Skorzonera, zapomniane polskie warzywo. Bo i ciężko ją dostać, i niezbyt rzuca się w oczy. Pęczek grubych, ubrudzonych ziemią patyków- opis idealny na poszukiwania na straganach.
Skorzonera bytuje również pod nazwą zimowe szparagi, ponieważ w wyglądzie (po obraniu) i w smaku, najbliżej jej właśnie do białych szparagów. Lekko słodkawa, z orzechową nutą. Można ją pokochać, można też znienawidzić (wtedy nazwa wężymord, pasuje jak ulał).
Kiedy uda się ją upolować, sama obróbka już może zniechęcić do tego warzywa. Przed obieraniem należy wyposażyć się w miskę z wodą i sokiem z cytryny lub octem. Kiedy pozbędziemy się grubej skóry, natychmiast umieszczamy „patyki” w wodzie. W przeciwnym razie zaczną bardzo szybko ciemnieć.
Skorzonera zdobyta, obrana, ale co z nią zrobić? Też zadawałam sobie to pytanie. Z pomocą, jak zwykle przyszły dwie pozycje książkowe, którym nie straszne dziwaczne warzywa. „Roots” zarzuciło mnie pomysłami na dania, ale to „Vegetable Literacy” podało mi to, czego najbardziej potrzebowałam-listę składników, z którymi salsefia czarna będzie się dobrze komponować, a także podstawową obróbkę.
Mimo to, długo nie mogłam się zdecydować, co zrobić z brązowymi patykami.

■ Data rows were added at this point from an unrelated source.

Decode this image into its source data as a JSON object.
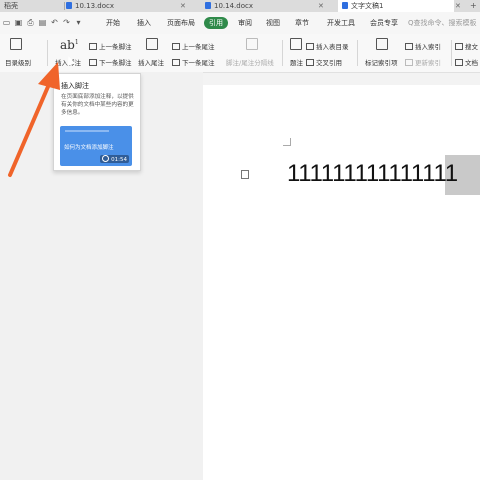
{
  "tabs": [
    {
      "label": "稻壳",
      "active": false
    },
    {
      "label": "10.13.docx",
      "active": false
    },
    {
      "label": "10.14.docx",
      "active": false
    },
    {
      "label": "文字文稿1",
      "active": true
    }
  ],
  "menu": {
    "items": [
      "开始",
      "插入",
      "页面布局",
      "引用",
      "审阅",
      "视图",
      "章节",
      "开发工具",
      "会员专享"
    ],
    "active": "引用",
    "search_placeholder": "Q查找命令、搜索模板"
  },
  "ribbon": {
    "toc_label": "目录级别",
    "insert_footnote": "插入脚注",
    "prev_footnote": "上一条脚注",
    "next_footnote": "下一条脚注",
    "insert_endnote": "插入尾注",
    "prev_endnote": "上一条尾注",
    "next_endnote": "下一条尾注",
    "footnote_separator": "脚注/尾注分隔线",
    "caption": "题注",
    "insert_table_of_figures": "插入表目录",
    "cross_reference": "交叉引用",
    "mark_index_entry": "标记索引项",
    "insert_index": "插入索引",
    "update_index": "更新索引",
    "citation": "搜文",
    "document": "文档"
  },
  "tooltip": {
    "title": "插入脚注",
    "description": "在页面底部添加注释，以提供有关你的文档中某些内容的更多信息。",
    "video_title": "如何为文档添加脚注",
    "video_duration": "01:54"
  },
  "document": {
    "text": "111111111111111"
  },
  "colors": {
    "accent": "#2f8a4a",
    "arrow": "#f0642a",
    "video": "#4a90e8"
  }
}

I kiedy już postanowiłam, że pozostawię ją w tej formie, do głowy przyszedł mi pomysł tatara. Idea wyewoluowała od początkowego założenia, że podam ją z orzechami i boczniakami. Nie za bardzo jednak tworzyło to całość, jako danie. Wprawdzie zaserwowanie skorzonery w całości, podkreśliłoby jej walory smakowe i „szparagowy look”, ale czułam, że pomysł ten jeszcze nie dojrzał na tyle, by ujrzeć światło dzienne.
Tak więc, postawiłam na tatar, który z oryginałem ma tyle wspólnego, co nic (oprócz drobnego posiekania produktu). Ważne w przygotowaniu jest dobre przyprawienie. Nie żałujcie pieprzu, sosu sojowego ani soku z cytryny. Najlepiej, gdy zostawicie, go na kilka godzin w lodówce. Elementem nie do pominięcia jest świeża natka pietruszki, która nadaje świeżości i przełamuje orzechowy posmak tatara. Do podania polecam rodzynki i suszoną żurawinę. Siemię lniane dodajecie tuż przed podaniem, wtedy nasiona będą chrupkie.

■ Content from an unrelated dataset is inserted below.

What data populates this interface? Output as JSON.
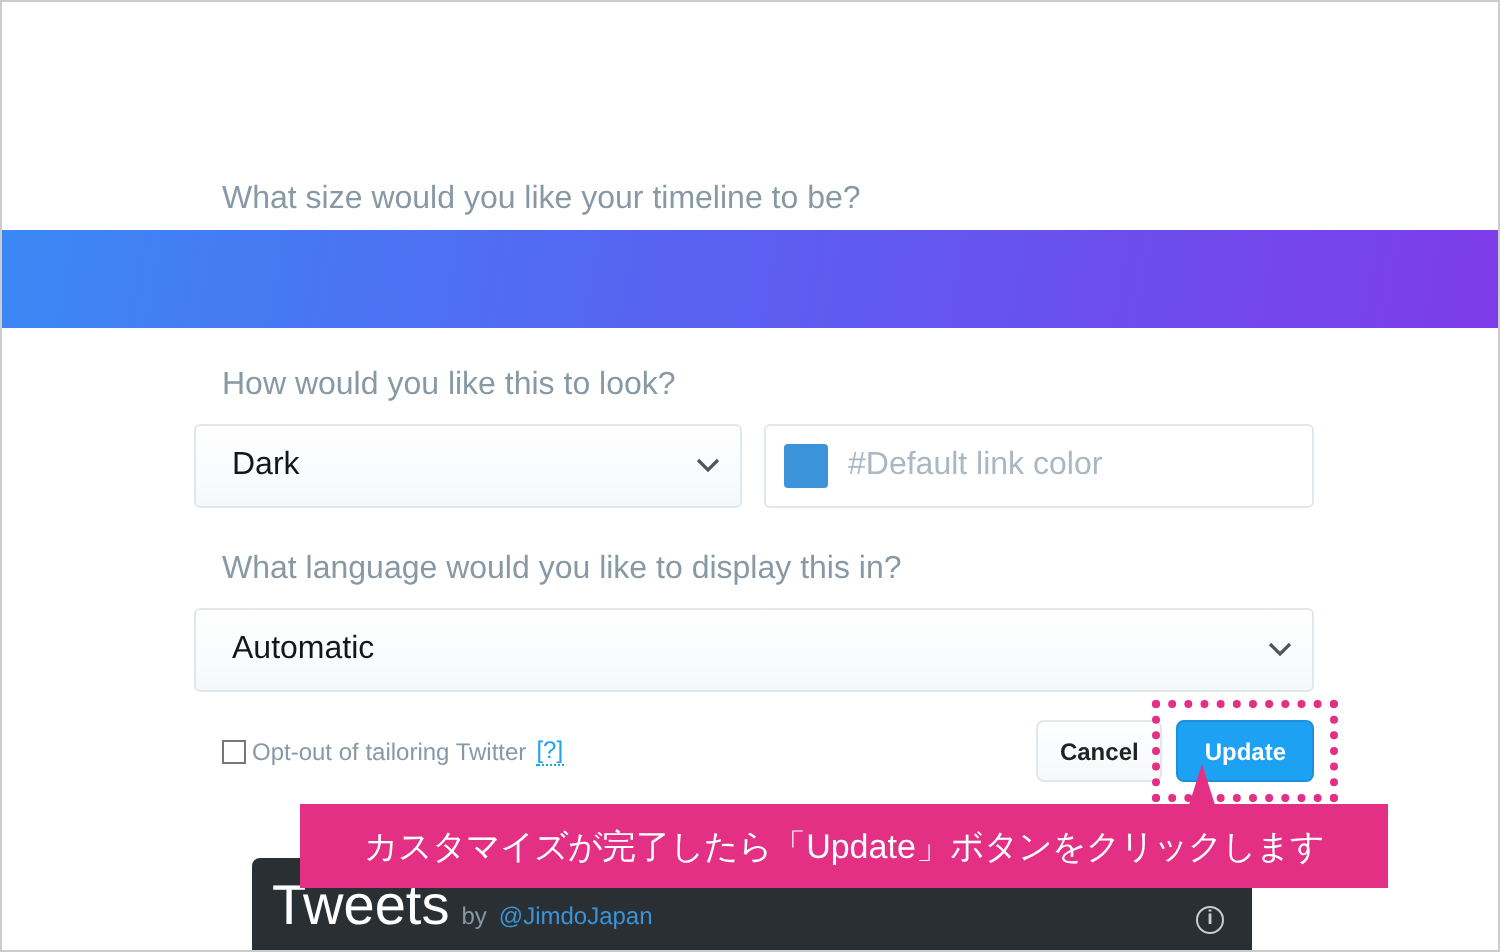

P.S. Dodatek suszonych owoców, orzechów i siemienia lnianego, sprawia, że tatar ze skorzonery nabiera całkiem świątecznego smaku. Polecam na Wigilijny stół!
Skorzonera z boczniakami
w formie tataru
Składniki:
6 porcji
pęczek skorzonery (około 10-12 korzeni)
liść laurowy
kilka ziarenek ziela angielskiego
dwa ziarenka jałowca
2 łyżeczki octu winnego
250g boczniaków
1 mała cebula
1 łyżka oleju rzepakowego
1 łyżka sosu sojowego
2 łyżki oleju lnianego
½ pęczka świeżej natki pietruszki
1-2 łyżki octu balsamicznego
sok z cytryny
sos sojowy
pieprz
sól
¼ szklanki orzechów laskowych
1/8 szklanki siemienia lnianego
Do podania:
suszona żurawina
rodzynki
1. Skorzonerę obieramy ze skóry, dokładnie myjemy. Po umyciu trzymamy w wodzie z odrobiną soku z cytryny lub octu, żeby nie ściemniała. W garnku zagotowujemy wodę. Wrzucamy liść laurowy, ziele i jałowiec. Solimy i dodajemy octu winnego. Na wrzątek wkładamy skorzonerę i gotujemy około 25 minut. Odcedzamy. Pozostawiamy do ostygnięcia.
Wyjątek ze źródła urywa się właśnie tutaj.